History of Materials Informatics
From the origin of the term “Materials Informatics” to the build-out of data infrastructure and the leap brought by GNNs — tracing the journey of MI.
The Birth of “Materials Informatics” (2005)
Krishna Rajan, “Materials Informatics,” Materials Today 8, 38 (2005).
In 2005, Dr. K. Rajan published a paper titled “Materials Informatics” in Materials Today. The idea of combining databases, machine learning, and theory to derive new knowledge — an idea that still defines MI today — was already articulated more than two decades ago. Its foresight is striking.
Today's Materials Informatics has grown along the very framework this paper outlined: the integration of databases × machine learning × theory (computation).
Materials Genome Initiative (2011)
In 2011, the U.S. launched the Materials Genome Initiative (MGI), propelling MI research forward dramatically. Harnessing data science requires data: materials data from first-principles calculations were gathered, and databases such as The Materials Project and AFLOW were built.

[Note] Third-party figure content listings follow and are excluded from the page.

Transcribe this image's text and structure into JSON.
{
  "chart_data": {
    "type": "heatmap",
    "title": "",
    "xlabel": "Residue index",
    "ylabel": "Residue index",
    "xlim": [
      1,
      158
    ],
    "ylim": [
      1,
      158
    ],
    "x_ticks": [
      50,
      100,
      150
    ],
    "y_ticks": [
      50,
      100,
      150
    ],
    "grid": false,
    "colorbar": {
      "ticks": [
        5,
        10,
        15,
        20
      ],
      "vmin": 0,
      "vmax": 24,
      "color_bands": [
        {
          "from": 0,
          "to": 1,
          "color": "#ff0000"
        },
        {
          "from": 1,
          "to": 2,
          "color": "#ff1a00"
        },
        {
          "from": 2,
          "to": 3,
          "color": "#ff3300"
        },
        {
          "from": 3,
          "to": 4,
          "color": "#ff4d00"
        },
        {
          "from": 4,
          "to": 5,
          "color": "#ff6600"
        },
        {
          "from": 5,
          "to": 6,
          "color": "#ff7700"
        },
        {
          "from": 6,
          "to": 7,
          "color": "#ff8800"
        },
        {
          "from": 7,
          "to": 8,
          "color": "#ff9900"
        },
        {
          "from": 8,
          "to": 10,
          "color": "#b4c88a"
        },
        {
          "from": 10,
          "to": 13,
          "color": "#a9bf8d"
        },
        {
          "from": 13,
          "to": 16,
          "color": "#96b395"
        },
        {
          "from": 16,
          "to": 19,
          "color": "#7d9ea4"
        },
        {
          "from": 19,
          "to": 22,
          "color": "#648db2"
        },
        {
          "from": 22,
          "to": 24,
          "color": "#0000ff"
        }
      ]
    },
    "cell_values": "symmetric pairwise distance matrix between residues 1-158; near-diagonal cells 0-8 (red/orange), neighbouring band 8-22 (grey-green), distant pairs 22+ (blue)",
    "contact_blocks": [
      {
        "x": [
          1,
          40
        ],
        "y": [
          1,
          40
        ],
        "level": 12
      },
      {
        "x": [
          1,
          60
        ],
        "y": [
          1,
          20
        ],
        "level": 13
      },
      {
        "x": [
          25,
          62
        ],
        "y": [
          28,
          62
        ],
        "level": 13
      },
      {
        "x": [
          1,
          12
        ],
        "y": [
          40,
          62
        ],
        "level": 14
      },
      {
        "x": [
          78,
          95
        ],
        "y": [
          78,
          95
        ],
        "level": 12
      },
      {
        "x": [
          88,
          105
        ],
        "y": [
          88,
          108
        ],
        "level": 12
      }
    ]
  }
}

Python-based data-analysis platforms such as matminer and pymatgen were also developed. All are freely and publicly available — it is no exaggeration to say they laid part of the foundation for today's MI research.
The Rise of Graph Neural Networks (2017–present)

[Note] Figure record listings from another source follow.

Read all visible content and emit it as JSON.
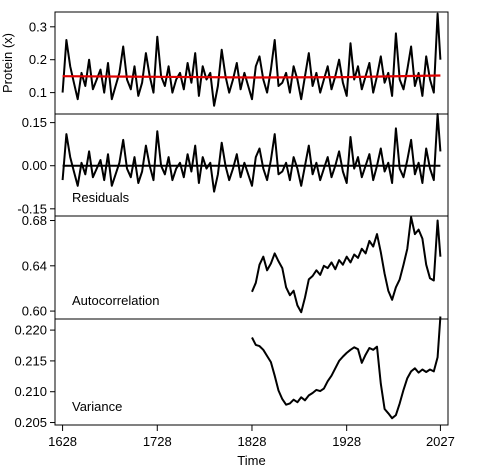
{
  "chart_data": {
    "type": "line",
    "xlabel": "Time",
    "xlim": [
      1620,
      2035
    ],
    "xticks": [
      1628,
      1728,
      1828,
      1928,
      2027
    ],
    "panels": [
      {
        "id": "protein",
        "label": "",
        "ylabel": "Protein (x)",
        "ylim": [
          0.035,
          0.345
        ],
        "yticks": [
          0.1,
          0.2,
          0.3
        ],
        "ytick_labels": [
          "0.1",
          "0.2",
          "0.3"
        ],
        "series": [
          {
            "kind": "data",
            "color": "#000000",
            "x": [
              1628,
              1632,
              1636,
              1640,
              1644,
              1648,
              1652,
              1656,
              1660,
              1664,
              1668,
              1672,
              1676,
              1680,
              1684,
              1688,
              1692,
              1696,
              1700,
              1704,
              1708,
              1712,
              1716,
              1720,
              1724,
              1728,
              1732,
              1736,
              1740,
              1744,
              1748,
              1752,
              1756,
              1760,
              1764,
              1768,
              1772,
              1776,
              1780,
              1784,
              1788,
              1792,
              1796,
              1800,
              1804,
              1808,
              1812,
              1816,
              1820,
              1824,
              1828,
              1832,
              1836,
              1840,
              1844,
              1848,
              1852,
              1856,
              1860,
              1864,
              1868,
              1872,
              1876,
              1880,
              1884,
              1888,
              1892,
              1896,
              1900,
              1904,
              1908,
              1912,
              1916,
              1920,
              1924,
              1928,
              1932,
              1936,
              1940,
              1944,
              1948,
              1952,
              1956,
              1960,
              1964,
              1968,
              1972,
              1976,
              1980,
              1984,
              1988,
              1992,
              1996,
              2000,
              2004,
              2008,
              2012,
              2016,
              2020,
              2024,
              2027
            ],
            "y": [
              0.1,
              0.26,
              0.18,
              0.13,
              0.08,
              0.16,
              0.12,
              0.2,
              0.11,
              0.14,
              0.17,
              0.1,
              0.19,
              0.08,
              0.12,
              0.16,
              0.24,
              0.14,
              0.11,
              0.18,
              0.09,
              0.13,
              0.22,
              0.15,
              0.1,
              0.27,
              0.15,
              0.12,
              0.18,
              0.1,
              0.14,
              0.16,
              0.11,
              0.19,
              0.13,
              0.22,
              0.09,
              0.18,
              0.14,
              0.16,
              0.06,
              0.12,
              0.23,
              0.15,
              0.1,
              0.14,
              0.19,
              0.11,
              0.16,
              0.12,
              0.08,
              0.18,
              0.21,
              0.14,
              0.1,
              0.17,
              0.26,
              0.12,
              0.13,
              0.16,
              0.1,
              0.18,
              0.14,
              0.08,
              0.15,
              0.22,
              0.12,
              0.16,
              0.1,
              0.14,
              0.18,
              0.11,
              0.15,
              0.2,
              0.13,
              0.09,
              0.25,
              0.14,
              0.18,
              0.11,
              0.15,
              0.19,
              0.1,
              0.15,
              0.21,
              0.13,
              0.16,
              0.09,
              0.28,
              0.14,
              0.11,
              0.17,
              0.24,
              0.12,
              0.16,
              0.09,
              0.21,
              0.14,
              0.1,
              0.34,
              0.2
            ]
          },
          {
            "kind": "trend",
            "color": "#e00000",
            "x": [
              1628,
              1728,
              1828,
              1928,
              2027
            ],
            "y": [
              0.15,
              0.148,
              0.146,
              0.147,
              0.152
            ]
          }
        ]
      },
      {
        "id": "residuals",
        "label": "Residuals",
        "ylabel": "",
        "ylim": [
          -0.175,
          0.18
        ],
        "yticks": [
          -0.15,
          0.0,
          0.15
        ],
        "ytick_labels": [
          "-0.15",
          "0.00",
          "0.15"
        ],
        "series": [
          {
            "kind": "data",
            "color": "#000000",
            "x": [
              1628,
              1632,
              1636,
              1640,
              1644,
              1648,
              1652,
              1656,
              1660,
              1664,
              1668,
              1672,
              1676,
              1680,
              1684,
              1688,
              1692,
              1696,
              1700,
              1704,
              1708,
              1712,
              1716,
              1720,
              1724,
              1728,
              1732,
              1736,
              1740,
              1744,
              1748,
              1752,
              1756,
              1760,
              1764,
              1768,
              1772,
              1776,
              1780,
              1784,
              1788,
              1792,
              1796,
              1800,
              1804,
              1808,
              1812,
              1816,
              1820,
              1824,
              1828,
              1832,
              1836,
              1840,
              1844,
              1848,
              1852,
              1856,
              1860,
              1864,
              1868,
              1872,
              1876,
              1880,
              1884,
              1888,
              1892,
              1896,
              1900,
              1904,
              1908,
              1912,
              1916,
              1920,
              1924,
              1928,
              1932,
              1936,
              1940,
              1944,
              1948,
              1952,
              1956,
              1960,
              1964,
              1968,
              1972,
              1976,
              1980,
              1984,
              1988,
              1992,
              1996,
              2000,
              2004,
              2008,
              2012,
              2016,
              2020,
              2024,
              2027
            ],
            "y": [
              -0.05,
              0.11,
              0.03,
              -0.02,
              -0.07,
              0.01,
              -0.03,
              0.05,
              -0.04,
              -0.01,
              0.02,
              -0.05,
              0.04,
              -0.07,
              -0.03,
              0.01,
              0.09,
              -0.01,
              -0.04,
              0.03,
              -0.06,
              -0.02,
              0.07,
              0.0,
              -0.05,
              0.12,
              0.0,
              -0.03,
              0.03,
              -0.05,
              -0.01,
              0.01,
              -0.04,
              0.04,
              -0.02,
              0.07,
              -0.06,
              0.03,
              -0.01,
              0.01,
              -0.09,
              -0.03,
              0.08,
              0.0,
              -0.05,
              -0.01,
              0.04,
              -0.04,
              0.01,
              -0.03,
              -0.07,
              0.03,
              0.06,
              -0.01,
              -0.05,
              0.02,
              0.11,
              -0.03,
              -0.02,
              0.01,
              -0.05,
              0.03,
              -0.01,
              -0.07,
              0.0,
              0.07,
              -0.03,
              0.01,
              -0.05,
              -0.01,
              0.03,
              -0.04,
              0.0,
              0.05,
              -0.02,
              -0.06,
              0.1,
              -0.01,
              0.03,
              -0.04,
              0.0,
              0.04,
              -0.05,
              0.0,
              0.06,
              -0.02,
              0.01,
              -0.06,
              0.13,
              -0.01,
              -0.04,
              0.02,
              0.09,
              -0.03,
              0.01,
              -0.06,
              0.06,
              -0.01,
              -0.05,
              0.18,
              0.05
            ]
          }
        ]
      },
      {
        "id": "autocorrelation",
        "label": "Autocorrelation",
        "ylabel": "",
        "ylim": [
          0.593,
          0.684
        ],
        "yticks": [
          0.6,
          0.64,
          0.68
        ],
        "ytick_labels": [
          "0.60",
          "0.64",
          "0.68"
        ],
        "series": [
          {
            "kind": "data",
            "color": "#000000",
            "x": [
              1828,
              1832,
              1836,
              1840,
              1844,
              1848,
              1852,
              1856,
              1860,
              1864,
              1868,
              1872,
              1876,
              1880,
              1884,
              1888,
              1892,
              1896,
              1900,
              1904,
              1908,
              1912,
              1916,
              1920,
              1924,
              1928,
              1932,
              1936,
              1940,
              1944,
              1948,
              1952,
              1956,
              1960,
              1964,
              1968,
              1972,
              1976,
              1980,
              1984,
              1988,
              1992,
              1996,
              2000,
              2004,
              2008,
              2012,
              2016,
              2020,
              2024,
              2027
            ],
            "y": [
              0.617,
              0.625,
              0.641,
              0.648,
              0.636,
              0.642,
              0.651,
              0.644,
              0.638,
              0.621,
              0.614,
              0.618,
              0.605,
              0.599,
              0.612,
              0.628,
              0.631,
              0.636,
              0.632,
              0.64,
              0.638,
              0.643,
              0.637,
              0.645,
              0.641,
              0.648,
              0.643,
              0.65,
              0.647,
              0.655,
              0.651,
              0.662,
              0.657,
              0.668,
              0.652,
              0.633,
              0.618,
              0.61,
              0.621,
              0.628,
              0.641,
              0.655,
              0.683,
              0.668,
              0.672,
              0.664,
              0.641,
              0.629,
              0.627,
              0.68,
              0.648
            ]
          }
        ]
      },
      {
        "id": "variance",
        "label": "Variance",
        "ylabel": "",
        "ylim": [
          0.2046,
          0.2218
        ],
        "yticks": [
          0.205,
          0.21,
          0.215,
          0.22
        ],
        "ytick_labels": [
          "0.205",
          "0.210",
          "0.215",
          "0.220"
        ],
        "series": [
          {
            "kind": "data",
            "color": "#000000",
            "x": [
              1828,
              1832,
              1836,
              1840,
              1844,
              1848,
              1852,
              1856,
              1860,
              1864,
              1868,
              1872,
              1876,
              1880,
              1884,
              1888,
              1892,
              1896,
              1900,
              1904,
              1908,
              1912,
              1916,
              1920,
              1924,
              1928,
              1932,
              1936,
              1940,
              1944,
              1948,
              1952,
              1956,
              1960,
              1964,
              1968,
              1972,
              1976,
              1980,
              1984,
              1988,
              1992,
              1996,
              2000,
              2004,
              2008,
              2012,
              2016,
              2020,
              2024,
              2027
            ],
            "y": [
              0.2188,
              0.2176,
              0.2174,
              0.2168,
              0.2158,
              0.2148,
              0.2126,
              0.2102,
              0.2088,
              0.2079,
              0.2081,
              0.2087,
              0.2083,
              0.2091,
              0.2086,
              0.2094,
              0.2098,
              0.2103,
              0.2101,
              0.2105,
              0.2117,
              0.2126,
              0.2138,
              0.215,
              0.2157,
              0.2163,
              0.2168,
              0.2172,
              0.2169,
              0.2147,
              0.216,
              0.2171,
              0.2168,
              0.2173,
              0.2113,
              0.2072,
              0.2065,
              0.2057,
              0.2062,
              0.2081,
              0.2103,
              0.2122,
              0.2133,
              0.2138,
              0.2131,
              0.2136,
              0.2132,
              0.2136,
              0.2133,
              0.2156,
              0.2222
            ]
          }
        ]
      }
    ]
  }
}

The platforms established by the MGI made it possible to build property-prediction models based on a material's composition. Yet such models cannot distinguish, for example, diamond, carbon nanotubes, and graphite (pencil lead) — all made of the very same carbon atoms.
In 2017, several machine-learning models based on graph neural networks (GNNs) were proposed, overcoming this limitation. A GNN represents a material as a graph in which atoms are nodes and interatomic interactions are edges. By incorporating structural information, GNNs achieved a dramatic leap in prediction accuracy and now play a central role in MI research.